In some cases, we cannot pass the colonoscope through the entire colon to where it meets the small intestine. Although another examination might be needed, we might decide that the limited examination is sufficient.
What if the Colonoscopy Shows Something Abnormal?
If we think an area needs further evaluation, we will pass an instrument through the colonoscope to obtain a biopsy (a sample of the colon lining) to be analyzed. Biopsies are used to identify many conditions, and we might order one even if we do not suspect cancer. If colonoscopy is being performed to identify sites of bleeding, we might control the bleeding through the colonoscope by injecting medications or by coagulation (sealing off bleeding vessels with heat treatment). We might also find polyps during colonoscopy, and we will most likely remove them during the examination. These procedures don’t usually cause any pain.
What are Polyps and Why are They Removed?
Polyps are abnormal growths in the colon lining that are usually benign (noncancerous). They vary in size from a tiny dot to several inches. We can’t always tell a benign polyp from a malignant (cancerous) polyp by its outer appearance, so we will send removed polyps for analysis.
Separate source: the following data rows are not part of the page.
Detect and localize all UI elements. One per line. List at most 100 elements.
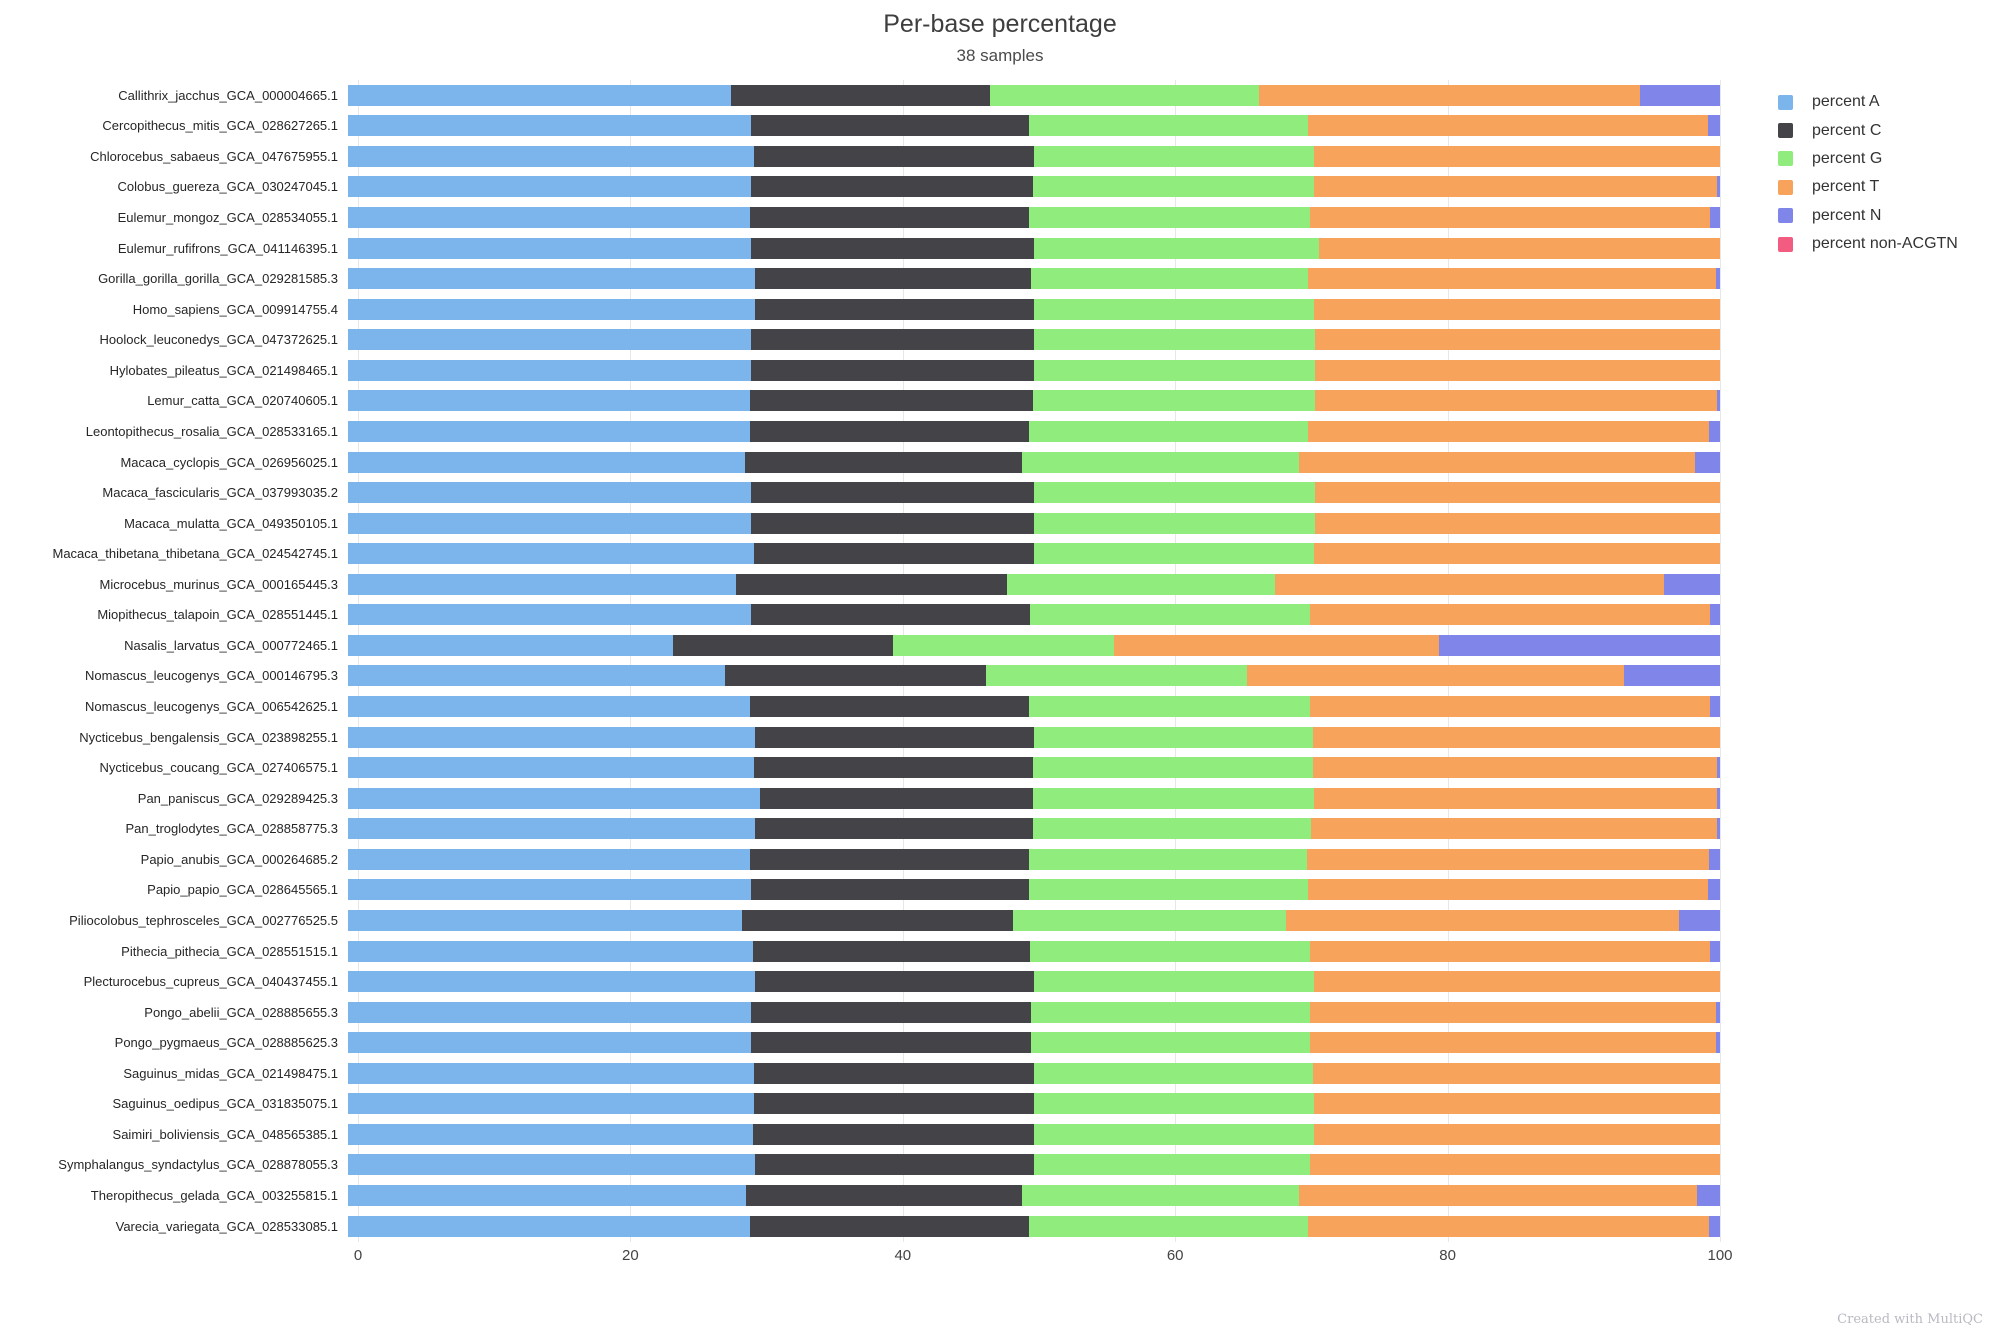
segment-percent-A[interactable] [348, 115, 752, 137]
segment-percent-G[interactable] [1032, 390, 1316, 412]
segment-percent-A[interactable] [348, 176, 752, 198]
segment-percent-G[interactable] [1021, 451, 1299, 473]
segment-percent-A[interactable] [348, 573, 737, 595]
segment-percent-N[interactable] [1663, 573, 1720, 595]
segment-percent-T[interactable] [1298, 1185, 1697, 1207]
segment-percent-A[interactable] [348, 451, 745, 473]
segment-percent-C[interactable] [730, 84, 991, 106]
segment-percent-A[interactable] [348, 665, 726, 687]
segment-percent-G[interactable] [985, 665, 1247, 687]
stacked-bar[interactable] [348, 390, 1720, 412]
segment-percent-C[interactable] [751, 237, 1034, 259]
stacked-bar[interactable] [348, 237, 1720, 259]
segment-percent-N[interactable] [1438, 634, 1720, 656]
segment-percent-T[interactable] [1307, 848, 1709, 870]
segment-percent-G[interactable] [1033, 1154, 1310, 1176]
segment-percent-N[interactable] [1623, 665, 1720, 687]
segment-percent-T[interactable] [1313, 971, 1720, 993]
segment-percent-A[interactable] [348, 1123, 753, 1145]
segment-percent-A[interactable] [348, 879, 752, 901]
segment-percent-C[interactable] [749, 696, 1029, 718]
segment-percent-G[interactable] [1028, 1215, 1309, 1237]
segment-percent-T[interactable] [1312, 726, 1720, 748]
segment-percent-T[interactable] [1308, 1215, 1709, 1237]
segment-percent-N[interactable] [1708, 1215, 1720, 1237]
segment-percent-T[interactable] [1313, 145, 1720, 167]
segment-percent-C[interactable] [755, 818, 1033, 840]
stacked-bar[interactable] [348, 787, 1720, 809]
segment-percent-G[interactable] [1031, 1001, 1310, 1023]
segment-percent-C[interactable] [752, 1123, 1034, 1145]
segment-percent-A[interactable] [348, 696, 750, 718]
segment-percent-N[interactable] [1710, 696, 1720, 718]
segment-percent-G[interactable] [1028, 207, 1310, 229]
stacked-bar[interactable] [348, 115, 1720, 137]
legend-item[interactable]: percent N [1778, 202, 1958, 230]
segment-percent-T[interactable] [1313, 787, 1718, 809]
segment-percent-A[interactable] [348, 1154, 756, 1176]
segment-percent-C[interactable] [755, 268, 1032, 290]
segment-percent-A[interactable] [348, 1062, 755, 1084]
segment-percent-G[interactable] [1013, 909, 1287, 931]
segment-percent-A[interactable] [348, 634, 674, 656]
stacked-bar[interactable] [348, 634, 1720, 656]
segment-percent-C[interactable] [751, 879, 1029, 901]
stacked-bar[interactable] [348, 940, 1720, 962]
segment-percent-T[interactable] [1315, 482, 1720, 504]
segment-percent-G[interactable] [1028, 420, 1309, 442]
segment-percent-A[interactable] [348, 818, 756, 840]
segment-percent-T[interactable] [1313, 1093, 1720, 1115]
segment-percent-A[interactable] [348, 482, 752, 504]
segment-percent-T[interactable] [1315, 390, 1718, 412]
segment-percent-C[interactable] [749, 420, 1029, 442]
segment-percent-C[interactable] [736, 573, 1007, 595]
segment-percent-G[interactable] [1033, 1093, 1314, 1115]
segment-percent-G[interactable] [1033, 482, 1316, 504]
segment-percent-N[interactable] [1707, 879, 1720, 901]
segment-percent-C[interactable] [751, 512, 1034, 534]
segment-percent-N[interactable] [1708, 420, 1720, 442]
stacked-bar[interactable] [348, 176, 1720, 198]
segment-percent-G[interactable] [1028, 115, 1309, 137]
stacked-bar[interactable] [348, 573, 1720, 595]
segment-percent-T[interactable] [1309, 696, 1711, 718]
segment-percent-T[interactable] [1312, 1062, 1720, 1084]
segment-percent-T[interactable] [1313, 1123, 1720, 1145]
segment-percent-A[interactable] [348, 207, 750, 229]
segment-percent-N[interactable] [1710, 604, 1720, 626]
stacked-bar[interactable] [348, 1062, 1720, 1084]
segment-percent-G[interactable] [1033, 145, 1314, 167]
segment-percent-T[interactable] [1311, 818, 1718, 840]
segment-percent-G[interactable] [1033, 726, 1313, 748]
segment-percent-C[interactable] [754, 757, 1033, 779]
segment-percent-A[interactable] [348, 1185, 746, 1207]
segment-percent-N[interactable] [1640, 84, 1720, 106]
segment-percent-C[interactable] [751, 1032, 1032, 1054]
legend-item[interactable]: percent A [1778, 88, 1958, 116]
segment-percent-C[interactable] [749, 1215, 1029, 1237]
segment-percent-T[interactable] [1313, 298, 1720, 320]
stacked-bar[interactable] [348, 329, 1720, 351]
stacked-bar[interactable] [348, 84, 1720, 106]
segment-percent-A[interactable] [348, 1093, 755, 1115]
segment-percent-A[interactable] [348, 237, 752, 259]
stacked-bar[interactable] [348, 757, 1720, 779]
segment-percent-N[interactable] [1715, 268, 1720, 290]
stacked-bar[interactable] [348, 696, 1720, 718]
segment-percent-A[interactable] [348, 1032, 752, 1054]
segment-percent-C[interactable] [752, 940, 1030, 962]
stacked-bar[interactable] [348, 1215, 1720, 1237]
stacked-bar[interactable] [348, 726, 1720, 748]
segment-percent-N[interactable] [1710, 207, 1720, 229]
segment-percent-A[interactable] [348, 359, 752, 381]
segment-percent-C[interactable] [725, 665, 986, 687]
stacked-bar[interactable] [348, 1093, 1720, 1115]
segment-percent-C[interactable] [749, 207, 1029, 229]
stacked-bar[interactable] [348, 818, 1720, 840]
segment-percent-C[interactable] [745, 1185, 1022, 1207]
segment-percent-C[interactable] [754, 543, 1034, 565]
segment-percent-G[interactable] [1033, 359, 1316, 381]
stacked-bar[interactable] [348, 482, 1720, 504]
segment-percent-G[interactable] [1029, 604, 1310, 626]
segment-percent-G[interactable] [1033, 1123, 1314, 1145]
Because cancer begins in polyps, removing them is an important means of preventing colon cancer.
How are Polyps Removed?
We will destroy tiny polyps by fulguration (burning) or by removing them with wire loops called snares or with biopsy instruments. We will use a technique called “snare polypectomy” to remove larger polyps. We will pass a wire loop through the colonoscope and will remove the polyp from the intestinal wall using an electrical current. You should feel no pain during the polypectomy.
What Happens After a Colonoscopy?
We will explain the results of the examination to you, although you’ll probably have to wait for the results of any biopsies performed. Someone must drive you home after the procedure. Even if you feel alert after the procedure, your judgment and reflexes could be impaired for the rest of the day. You might have some cramping or bloating because of the air introduced into the colon during the examination. This should disappear quickly when you pass gas.
You should be able to eat after the examination, but we might restrict your diet and activities.
What are the Possible Complications of Colonoscopy?
Colonoscopy and polypectomy are generally safe when performed by doctors who have been specially trained and are experienced in these procedures.
One possible complication is a perforation, or tear, through the bowel wall that could require surgery. Bleeding might occur at the site of biopsy or polypectomy, but it’s usually minor. Bleeding can stop on its own or be controlled though the colonoscope; it rarely requires follow-up treatment. Some patients might have a reaction to the sedatives or complications from heart or lung disease.
Although complications after colonoscopy are uncommon, it’s important to recognize early signs of possible complications. Contact your doctor if you notice severe abdominal pain, fever and chills, or rectal bleeding of more than one-half cup. Note that bleeding can occur several days after polypectomy.